Presiden Jokowi menyatakan perang terhadap pungutan liar (pungli). “Mulai Selasa 11 Oktober 2016 saya minta kepada seluruh aparat pemerintah, terutama yang melakukan pelayanan kepada masyarakat agar menghentikan pungli”, demikian Presiden memberikan maklumat disertai ancaman pemecatan bila diketahui masih melakukannya.
Tidak sekadar bicara, Presiden langsung melakukan inspeksi mendadak (sidak) ke Kantor Kementrian Perhubungan (Kemenhub) bersama Menhub dan Kapolri. Hasilnya, polisi menangkap basah enam orang pelaku, uang bukti Rp34 juta, serta buku tabungan berisi uang Rpl miliar, diduga untuk menyimpan hasil pungli untuk dibagi-bagikan ke pihak lain.
Dengan demikian, pungli bisa terjadi baik secara eksternal, yaitu meminta bayaran di luar ketentuan kepada masyarakat (perusahaan, lembaga, atau orang asing); maupun secara internal, yaitu meminta bayaran di luar ketentuan kepada aparat pemerintah sendiri. Pungli eksternal biasanya terjadi pada saat pengurusan izin atau dokumen dari pemerintah yang diperlukan pihak eksternal seperti izin usaha, izin bekerja, izin mengemudi, sertifikat profesi. KTP. paspor, sampai urusan nikah dan bercerai.
Pungli internal biasanya terjadi bila pegawai ingin naik pangkat atau mutasi. Semuanya masih terjadi kendati kita telah menjalani 18 tahun reformasi. Berapa besar pungli terjadi secara keseluruhan, baik eksternal maupun internal, belum ada data.

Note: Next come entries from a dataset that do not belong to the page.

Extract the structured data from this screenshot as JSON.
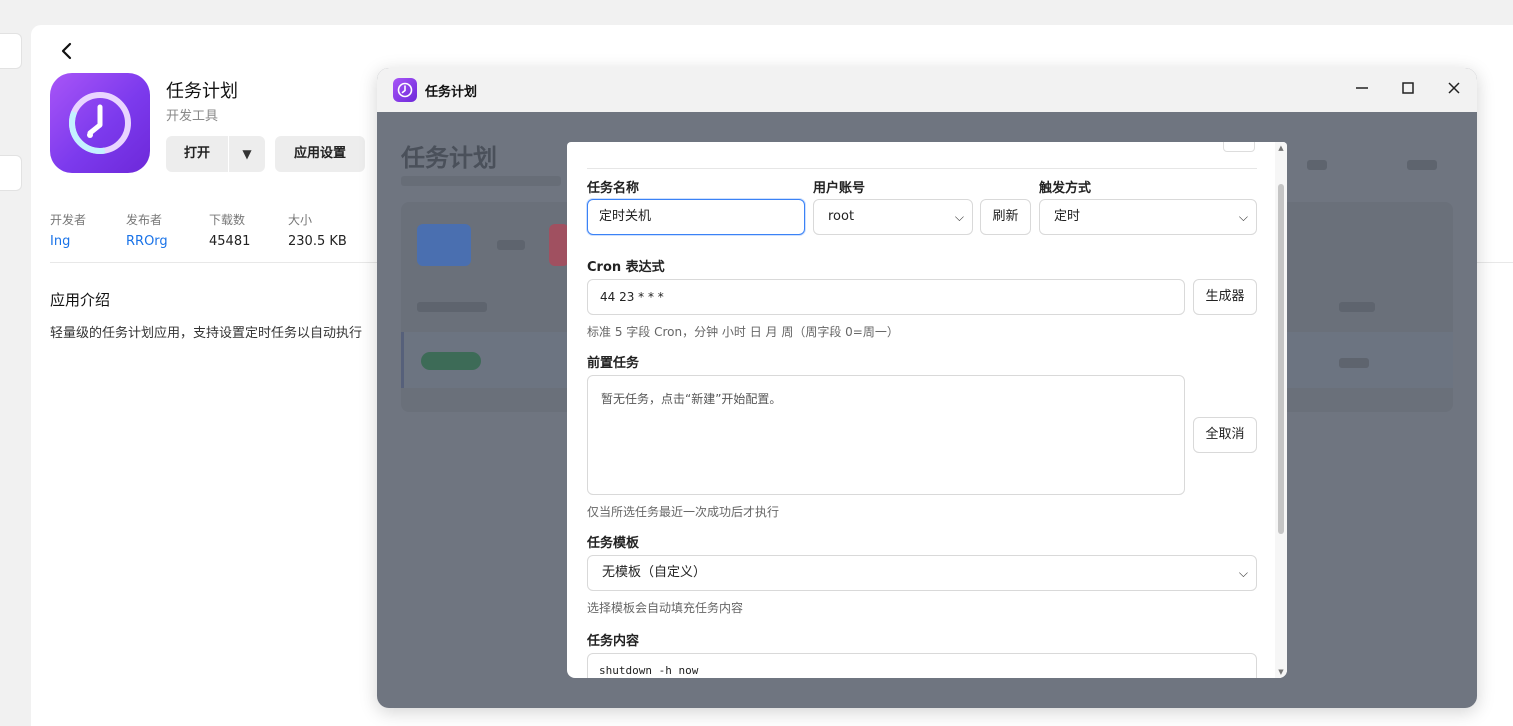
{
  "detail": {
    "app_name": "任务计划",
    "category": "开发工具",
    "open_label": "打开",
    "settings_label": "应用设置",
    "stats": [
      {
        "key": "开发者",
        "value": "Ing"
      },
      {
        "key": "发布者",
        "value": "RROrg"
      },
      {
        "key": "下载数",
        "value": "45481"
      },
      {
        "key": "大小",
        "value": "230.5 KB"
      }
    ],
    "intro_title": "应用介绍",
    "intro_text": "轻量级的任务计划应用，支持设置定时任务以自动执行"
  },
  "window": {
    "title": "任务计划",
    "bg_title": "任务计划"
  },
  "form": {
    "task_name_label": "任务名称",
    "task_name_value": "定时关机",
    "user_label": "用户账号",
    "user_value": "root",
    "refresh_label": "刷新",
    "trigger_label": "触发方式",
    "trigger_value": "定时",
    "cron_label": "Cron 表达式",
    "cron_value": "44 23 * * *",
    "generator_label": "生成器",
    "cron_hint": "标准 5 字段 Cron，分钟 小时 日 月 周（周字段 0=周一）",
    "pre_label": "前置任务",
    "pre_empty": "暂无任务，点击“新建”开始配置。",
    "deselect_label": "全取消",
    "pre_hint": "仅当所选任务最近一次成功后才执行",
    "template_label": "任务模板",
    "template_value": "无模板（自定义）",
    "template_hint": "选择模板会自动填充任务内容",
    "content_label": "任务内容",
    "content_value": "shutdown -h now"
  },
  "colors": {
    "accent": "#3b82f6",
    "icon_gradient_start": "#a855f7",
    "icon_gradient_end": "#6d28d9",
    "link": "#1a73e8",
    "overlay": "#6f7580"
  },
  "icons": {
    "back": "chevron-left-icon",
    "app": "clock-icon",
    "caret": "caret-down-icon",
    "minimize": "minimize-icon",
    "maximize": "maximize-icon",
    "close": "close-icon",
    "select": "chevron-down-icon"
  }
}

Bagaimana praktek bayar-membayar di luar ketentuan itu dilakukan? Secara sederhana dapat kita bagi dua. yaitu cara primitif atau memberikan secara langsung tunai seperti yang kita lihat di Kemenhub. Selasa 11 Oktober 2016.
Ini biasanya untuk transaksi kecil-kecil walaupun tidak tertutup kemungkinan juga untuk transaksi relatif besar. Cara seperti ini mudah dideteksi, cukup dengan mendatangi kantornya, aparat hukum dengan mudah menemukan uang-uang yang mencurigakan. Kita sudah sering mendengar di antaranya di Kementrian ESDM beberapa waktu lalu ditemukan uang dalam jumlah tidak masuk akal di ruang atau laci pejabat pemerintah.
Cara kedua adalah dengan cara canggih seperti melalui transaksi perusahaan bodong. Perusahaan tersebut bisa dimiliki oleh aparat bersangkutan secara anonim atau meminjam perusahaan pihak ketiga yang dipercaya.
Seperti kita ketahui pungli sudah berlangsung lama, baik terang-terangan maupun sembunyi-sembunyi. Secara formal semua aparat pasti membantah, tetapi secara diam-diam di balik layar terjadi transaksi haram tersebut.
Sampai batas-batas tertentu pungli sudah jadi budaya, baik budaya birokrasi maupun masyarakat. Aparat merasa tidak dihargai ketika pekerjaan pelayanan yang dilakukan tidak dihargai secara langsung oleh masyarakat.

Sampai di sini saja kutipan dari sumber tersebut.